三浦半島の先端、三崎のあたりから浜諸磯へと下っていく一本道がある。
その坂を下りきったところには諸磯の漁協と浜諸磯のバス停がある明るく開けた所があり、この場所はかつて罪人を取り調べる白州があったところであったとされており、古老たちは今でも白須という地名で呼んでいるという。
その白州より北側、現在は諸磯の漁港となって漁船がたくさん据え置かれているところがあり、またその東側にかけては小さな砂浜を挟むようにして磯が続いているが、かつてはこのあたりから出鼻にかけてお仕置き場があったとされ、今なお砂浜からは人骨が出ることがあるという。
しかし、今となっては人気も少ない潮騒のなかに夏の海を楽しむ家族連れの声がわずかに聞こえるのどかな浜となっているのである。
その浜諸磯より三崎に向かう一本道のゆるい坂道は、今なおいにしへの面影を残しながら、令和となった今でも通る人も車もまばらな寂しい道であるが、かつてはこの坂を役人に引かれた罪人が涙と途方に暮れる家族や肉親を残して死出の旅へと赴いて行ったことだろうか。
この坂の脇には、古びた六地蔵が並んでいる。
きちんとした地蔵堂に守られて、今なお赤いよだれかけと帽子が着せられ、真新しい花が手向けられているのを見ることが出来る。
この坂を下りた所に広がる白州で裁きを受けた囚人が、浜まで引き立てられては処刑され絶命するわけであるが、これを哀れに思った村人たちが罪人たちの霊を慰めるために建立されたものだといい、その言い伝えがわずかに残る現代となっても地域の信仰を受け続けて、写真のとおり大切に守られているのである。
今、この地で人が首をはねられることはなくなって久しいが、今となっても磯から続く海は変わることなく波の満ち引きを繰り返し、見渡す限りの広い水平線を伸ばしながらどこまでも広がっている。

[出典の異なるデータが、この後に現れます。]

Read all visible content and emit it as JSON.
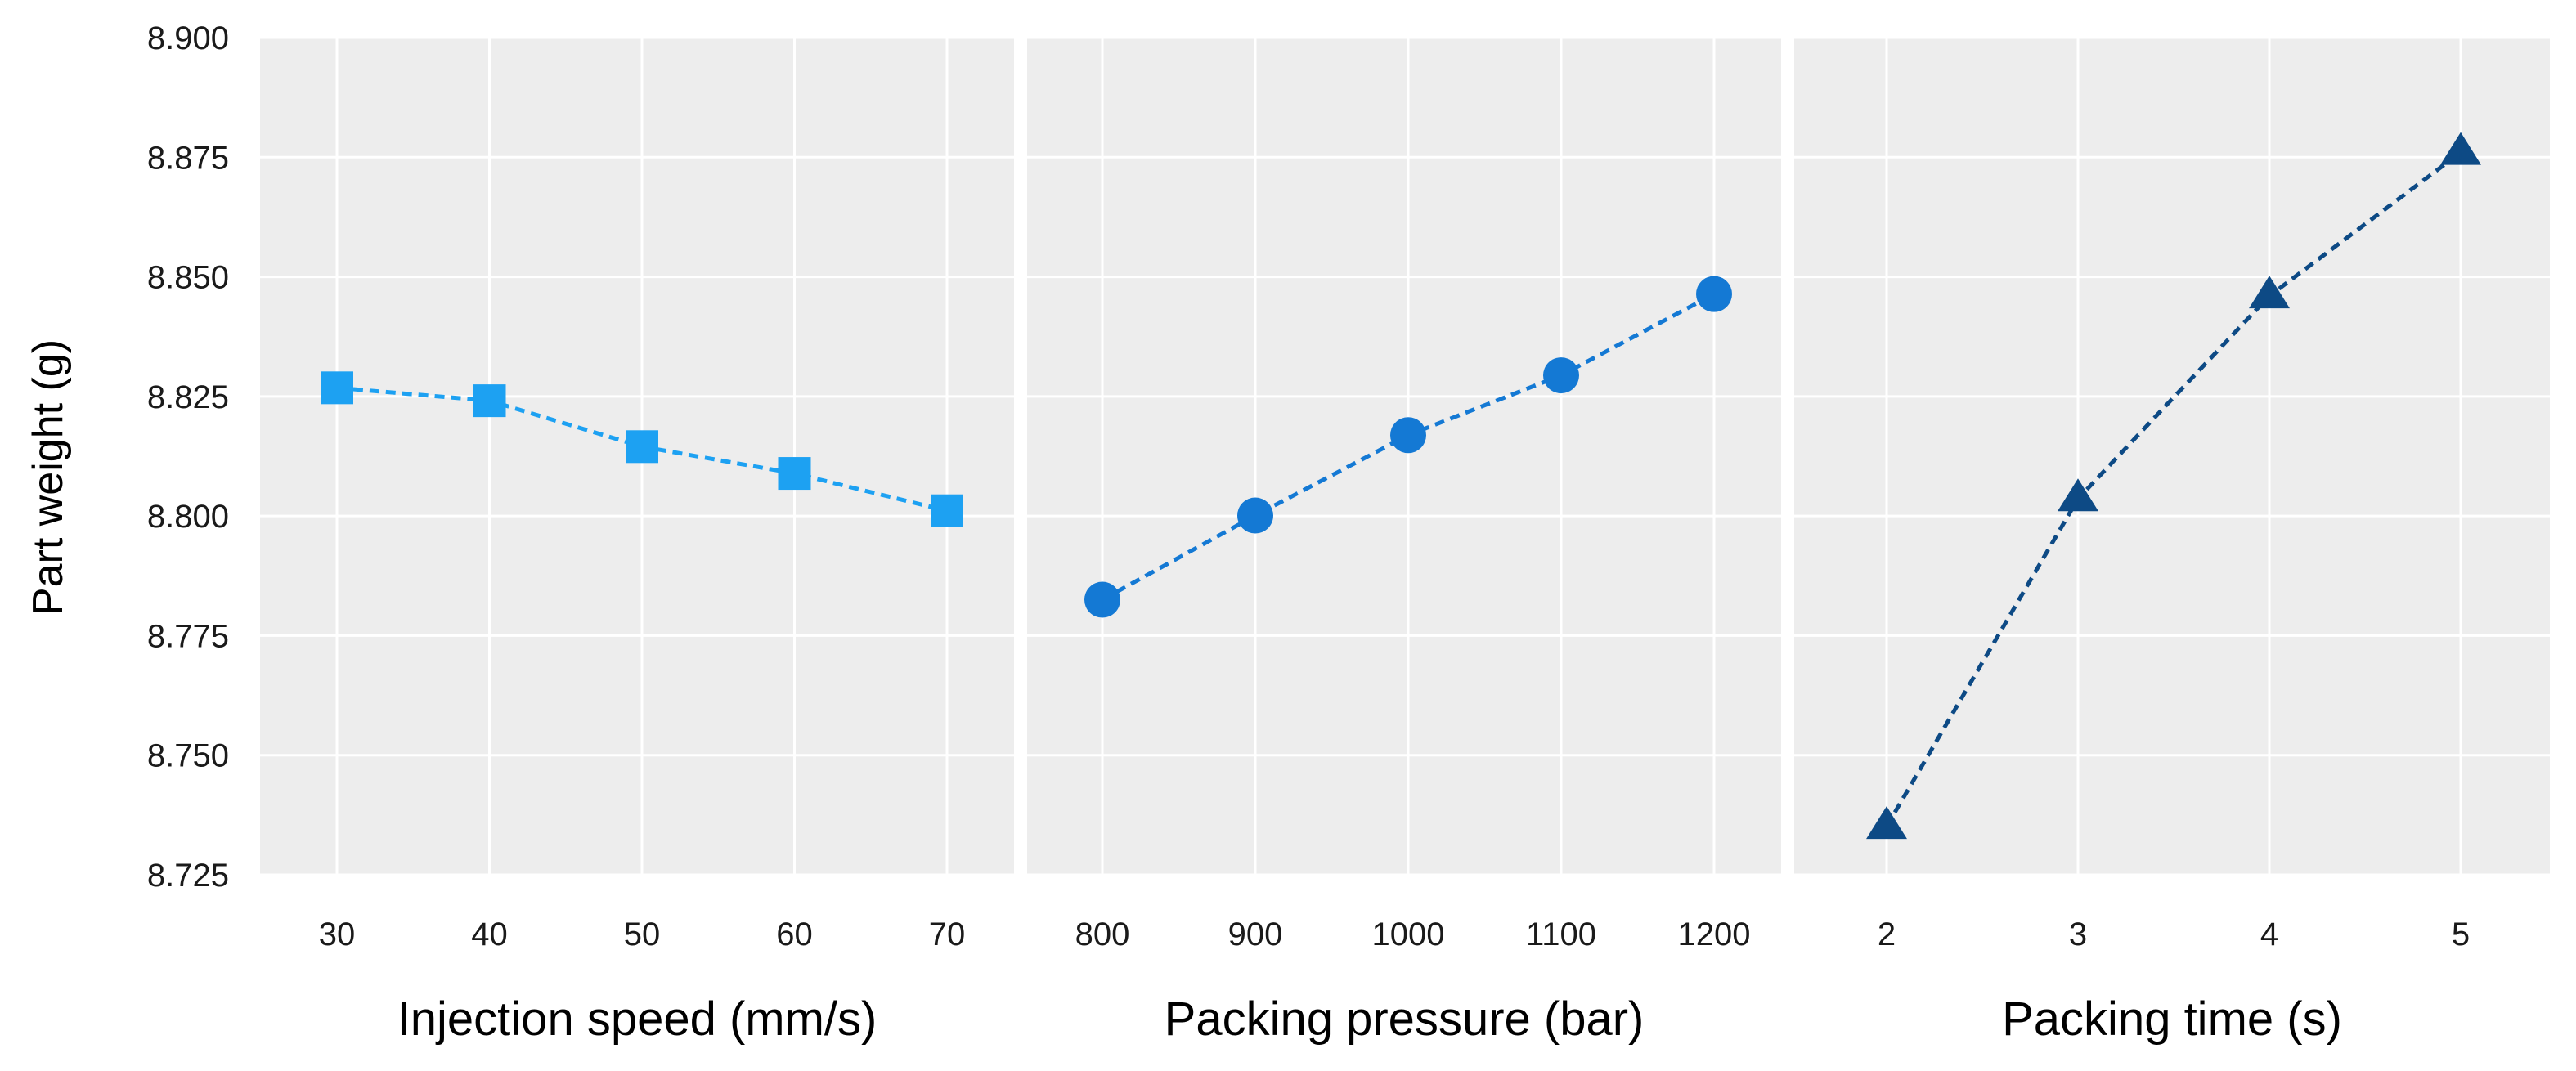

かつて、この地で有罪無罪を問わず、多くの人が処刑されたことであろう。
この砂浜には、罪人たちの断末魔の叫び声が響き、続くようにして罪人の家族の嘆き悲しみ、嗚咽しすすり泣く声がいつまでも聞こえていたという。
いま、この静かで平和な砂浜に立ち、この地で文字通り海の藻屑となっていった罪人たちを思うとき、くりかえすさざなみと何も知らない子供たちの声がむなしく風に乗って響き渡り、その上をいつまでも旋回するトンビの声も重なって、なおいっそうさびしい風景を演出しているかのようである。